Friday, December 16, 2011

Black Sabbath - Paranoid

The first time I brewed an imperial stout, I learned a lot about brewing a big beer.  The original recipe, simply titled "Black Sabbath", was a pretty basic Imperial Stout, really more like a regular stout but amped up.  The plan was to make one of these beers every year, and age it to see how it improved.  In that recipe, I was able to use the Wyeast limited edition Imperial Ale yeast.  I made 5 gallons and was going for a 12% ABV recipe.  I also ended up making a 4% ABV stout with the second runnings.

However, when you're using 24 pounds of grain, your efficiencies tend to go down the toilet.  So I got a 10% beer, which really isn't too bad.  Considering I was two years into brewing, it turned out pretty good.  I "dry-beaned" it with 4 ounces of coffee beans.  I won't do that again, as I think the coffee becomes more astringent as time goes on.

There was also some design involved in the labels, in that each succession would line up with the next Black Sabbath album.  I figured this would keep me in label art for some time to come.  I also picked up some darker red wax from Shoreline Brewery to dip the top of the capped bottles in, akin to Three Floyd's Dark Lord.
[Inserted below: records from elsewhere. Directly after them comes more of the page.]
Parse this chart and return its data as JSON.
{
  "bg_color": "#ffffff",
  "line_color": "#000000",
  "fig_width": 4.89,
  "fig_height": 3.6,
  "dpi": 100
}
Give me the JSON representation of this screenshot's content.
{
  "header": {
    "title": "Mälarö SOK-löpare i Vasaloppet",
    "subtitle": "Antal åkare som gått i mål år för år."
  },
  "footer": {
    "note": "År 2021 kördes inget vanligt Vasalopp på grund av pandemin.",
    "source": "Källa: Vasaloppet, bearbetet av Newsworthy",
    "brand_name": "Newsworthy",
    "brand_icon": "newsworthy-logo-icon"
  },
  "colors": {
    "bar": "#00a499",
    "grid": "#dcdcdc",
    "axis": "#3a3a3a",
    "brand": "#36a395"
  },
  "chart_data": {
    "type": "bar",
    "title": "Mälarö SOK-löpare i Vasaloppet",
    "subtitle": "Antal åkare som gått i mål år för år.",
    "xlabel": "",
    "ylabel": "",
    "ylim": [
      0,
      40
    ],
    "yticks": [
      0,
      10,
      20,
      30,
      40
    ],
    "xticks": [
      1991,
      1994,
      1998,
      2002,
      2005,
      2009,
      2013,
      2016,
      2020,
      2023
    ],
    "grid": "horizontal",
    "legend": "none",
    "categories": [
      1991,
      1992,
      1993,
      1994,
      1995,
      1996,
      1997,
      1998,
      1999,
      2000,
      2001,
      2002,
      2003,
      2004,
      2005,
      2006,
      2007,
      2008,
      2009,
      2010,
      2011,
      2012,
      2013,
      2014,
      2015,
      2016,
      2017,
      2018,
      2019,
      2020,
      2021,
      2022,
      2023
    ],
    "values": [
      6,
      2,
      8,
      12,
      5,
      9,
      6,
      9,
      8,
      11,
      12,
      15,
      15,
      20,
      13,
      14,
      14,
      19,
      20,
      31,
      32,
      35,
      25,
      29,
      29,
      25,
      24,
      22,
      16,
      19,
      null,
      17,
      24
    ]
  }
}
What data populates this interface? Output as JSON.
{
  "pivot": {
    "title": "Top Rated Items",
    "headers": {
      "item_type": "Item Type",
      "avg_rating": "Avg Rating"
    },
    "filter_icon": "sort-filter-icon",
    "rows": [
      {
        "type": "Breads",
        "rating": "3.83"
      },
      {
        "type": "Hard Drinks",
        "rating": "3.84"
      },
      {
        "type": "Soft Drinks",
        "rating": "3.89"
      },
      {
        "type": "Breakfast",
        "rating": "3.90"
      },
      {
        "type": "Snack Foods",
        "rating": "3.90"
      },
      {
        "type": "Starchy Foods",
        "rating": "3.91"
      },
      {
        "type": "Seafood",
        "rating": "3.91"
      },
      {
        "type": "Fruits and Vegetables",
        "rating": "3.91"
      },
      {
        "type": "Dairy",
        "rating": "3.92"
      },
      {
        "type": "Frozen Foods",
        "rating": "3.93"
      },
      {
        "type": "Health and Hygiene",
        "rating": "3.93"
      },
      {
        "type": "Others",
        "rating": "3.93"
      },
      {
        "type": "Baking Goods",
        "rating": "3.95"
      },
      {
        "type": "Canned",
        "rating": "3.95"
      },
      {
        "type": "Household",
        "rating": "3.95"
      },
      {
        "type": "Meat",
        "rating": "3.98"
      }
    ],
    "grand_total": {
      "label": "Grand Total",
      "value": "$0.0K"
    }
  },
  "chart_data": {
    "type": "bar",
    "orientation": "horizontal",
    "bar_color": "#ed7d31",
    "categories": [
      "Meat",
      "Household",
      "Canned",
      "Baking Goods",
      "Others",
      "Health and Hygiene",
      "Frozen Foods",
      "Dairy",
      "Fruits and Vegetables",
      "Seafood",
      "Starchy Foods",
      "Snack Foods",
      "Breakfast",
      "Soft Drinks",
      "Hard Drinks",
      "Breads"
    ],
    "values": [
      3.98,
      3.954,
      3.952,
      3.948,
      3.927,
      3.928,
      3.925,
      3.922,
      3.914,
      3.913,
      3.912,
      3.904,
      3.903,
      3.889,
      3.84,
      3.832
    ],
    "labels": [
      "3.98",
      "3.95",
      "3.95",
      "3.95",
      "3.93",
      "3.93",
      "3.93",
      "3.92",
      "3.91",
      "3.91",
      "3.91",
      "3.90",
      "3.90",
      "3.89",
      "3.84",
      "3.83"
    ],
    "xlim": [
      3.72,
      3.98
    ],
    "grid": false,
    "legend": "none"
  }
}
In this second iteration, I was learning more about specialty grains, so I wanted to experiment with them.  The idea behind the use of these grains was to make a very complex beer.  The other issue I had was fermentation.  I wanted the fermentation to finish well, so I figured I would make a smaller batch so I didn't have to have such a large (1 gallon) starter.  I also didn't have the same Imperial Ale yeast, so I went with the British Ale II (Wyeast 1335) since that was what Northern Brewer was using for the Surly kits, and I like Surly quite a bit.  I made a 2000 ml starter for this one.  Fermentation began within 2 hours of pitching.

Black Sabbath – Paranoid 

Batch Size (Gal): 3.00
Anticipated OG: 1.094 (22.50)
Anticipated SRM: 54.9
Anticipated IBU: 124.6
Brewhouse Efficiency: 75 %
Wort Boil Time: 60 Minutes

5.00 lbs. American 2-row (Great Western)              
3.00 lbs. Munich Malt(dark)
1.00 lbs. Golden Light Dry Malt Extract             
0.25 lbs. Crystal 80L                 
0.50 lbs. Chocolate Malt               
0.25 lbs. Golden Naked Oats            
0.50 lbs. Flaked Barley                
0.25 lbs. Honey Malt                   
0.50 lbs. Roasted Barley               
0.50 lbs. Molasses                     

1.50 oz. Magnum @ 60 min.
1 tablet Whirlfloc @ 15 min.
3 tsp yeast nutrient @ 15 min.

Wyeast British Ale II 1335

In the last batch, I used both honey and molasses.  I have no doubt that the honey added to the alcohol content, as that ended up being a 10% ABV beer.  I went with Honey Malt this time for more honey flavor. The Golden Naked Oats were supposed to also add a fruitiness, and I went with those instead of flaked oats, which I used in the original recipe.  Another change to this recipe was the substitution of some Dark Munich malt for the 2-Row, to give it some more evil.

OG was a little under (I ended up adding the pound of DME for this reason) at 1.088.  Fermentation was vigorous for 3 days.  I even did a second oxygenation at this time with my aquarium pump for about 30 seconds.  I doubt this was enough.  The beer ended up finishing at 1.028, which freaked me out, but the beer has been in bottles for over 6 months now.  The most recent one had strong carbonation, but others I had were not as carbonated.  I didn't want a big carbonation by the style, but I have yet to drink a beer that wasn't helped out by at least 2.5 volumes of carbonation.  It's beer for Chrissakes, not wine.

So I ended up with an 8% ABV beer, which is actually all right.  The flavors have gotten more complex over the months, with more dark fruit beginning to show up. 2012's version (Master of Reality) will get an increase of 2-row, and I think I will add back the honey and molasses, but put them into the bucket 3 days after primary fermentation has started.  If I can get the Imperial Ale yeast again, I will.  I would like to use that to make an Imperial IPA and then use the yeast cake from that to make this beer.  Vanilla beans are a possibility.  Down the road, I'd like to use a Trappist High Gravity yeast to give it more of a Belgian Strong Dark Ale twist.  The possibilities are endless.

Tuesday, December 6, 2011

An Honorable Mention for 2Wicky

So I responded to a question in the LinkedIn Homebrewer's forum about interesting beers you've brewed or somesuch.  Unfortunately, I was mistaken for someone else named Thierry in the post.  Whatever.  Here's the Drapeau Noir Siason (sic), otherwise known as my 2Wicky Saison Noire.  Hopefully, we'll hear back some tasting notes.  Might be a chance to brew this one again in 2012, but I really only want to brew a Belgian Dubbel this year.  But I will have to brew another beer with the yeast cake from that.